I can do something like:
def my_func(<<first::utf8, _rest::binary>> = _long_string) do
[last] = String.to_charlist(String.at("string", 5))
first == last
end
my_func("green")
# => true
It works - but it feels like I should be able to do better . What I wanted to do was use the codepoint operator on the variable, like first == ?last, but it didn’t take long for me to understand that won’t fly.
My impression is that String.next_grapheme/1 and friends are going to process the whole string just to give me one value. Is that the case? Seems like using Stream won’t help if it requires me to process the long string into an enumerable first.
Should I stick with my second method above, or is there a better way?
OK, this is fascinating. It happens that I might need to match at any point in the string, so String.ends_with?/2 might not work, but I am much more interested in what you’ve done with the variable by wrapping it in <<>>.
This is kind of crazy. It obviously solves my problem, but what is happening here? I clearly don’t fully understand what Elixir strings are. Is Elixir actually converting between a charlist and a binary when I add <<>>? Or is it simply that no conversion is needed, because a charlist wrapped in <<>> is all a binary is?

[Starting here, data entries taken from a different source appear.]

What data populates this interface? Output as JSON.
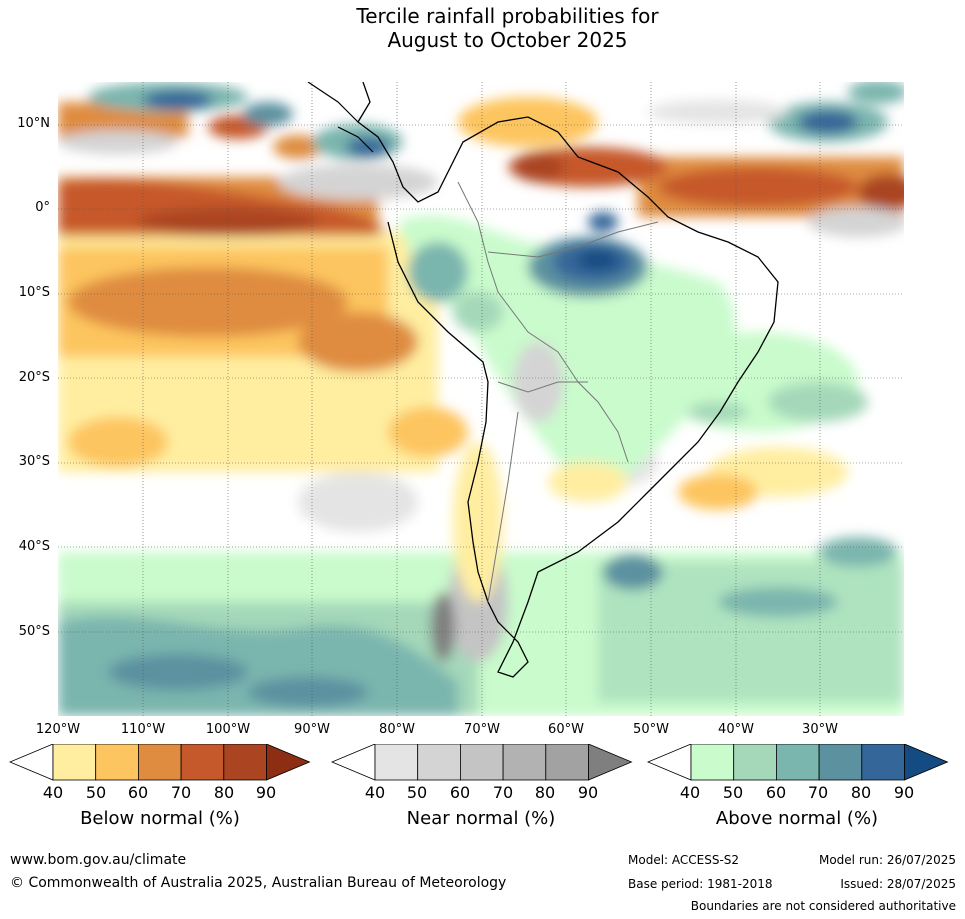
{
  "title_line1": "Tercile rainfall probabilities for",
  "title_line2": "August to October 2025",
  "lat_labels": [
    "10°N",
    "0°",
    "10°S",
    "20°S",
    "30°S",
    "40°S",
    "50°S"
  ],
  "lon_labels": [
    "120°W",
    "110°W",
    "100°W",
    "90°W",
    "80°W",
    "70°W",
    "60°W",
    "50°W",
    "40°W",
    "30°W"
  ],
  "colorbars": [
    {
      "title": "Below normal (%)",
      "ticks": [
        "40",
        "50",
        "60",
        "70",
        "80",
        "90"
      ],
      "colors": [
        "#ffeea0",
        "#fdc55f",
        "#df8c41",
        "#c6592b",
        "#aa4421",
        "#8c2d14"
      ]
    },
    {
      "title": "Near normal (%)",
      "ticks": [
        "40",
        "50",
        "60",
        "70",
        "80",
        "90"
      ],
      "colors": [
        "#e4e4e4",
        "#d4d4d4",
        "#c4c4c4",
        "#b2b2b2",
        "#a2a2a2",
        "#7f7f7f"
      ]
    },
    {
      "title": "Above normal (%)",
      "ticks": [
        "40",
        "50",
        "60",
        "70",
        "80",
        "90"
      ],
      "colors": [
        "#c9fbcc",
        "#a4d8b9",
        "#7ab5ae",
        "#5c91a0",
        "#346699",
        "#144b82"
      ]
    }
  ],
  "footer": {
    "website": "www.bom.gov.au/climate",
    "copyright": "© Commonwealth of Australia 2025, Australian Bureau of Meteorology",
    "model": "Model: ACCESS-S2",
    "base_period": "Base period: 1981-2018",
    "model_run": "Model run: 26/07/2025",
    "issued": "Issued: 28/07/2025",
    "disclaimer": "Boundaries are not considered authoritative"
  }
}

Is there a difference between what I’ve done here and calling Kernel.to_string/1?
Charlists and binaries don’t really have things in common. Your code just happens to extract the codepoint for ?s from the binary. If you’d segment by a different type things might look different:
Binaries are just a list of bytes. To apply meaning you’ll need to know how to interpret the bytes to something higher level. Charlists on the other hand are always a list of intergers for the spec: [0..0x10FFFF].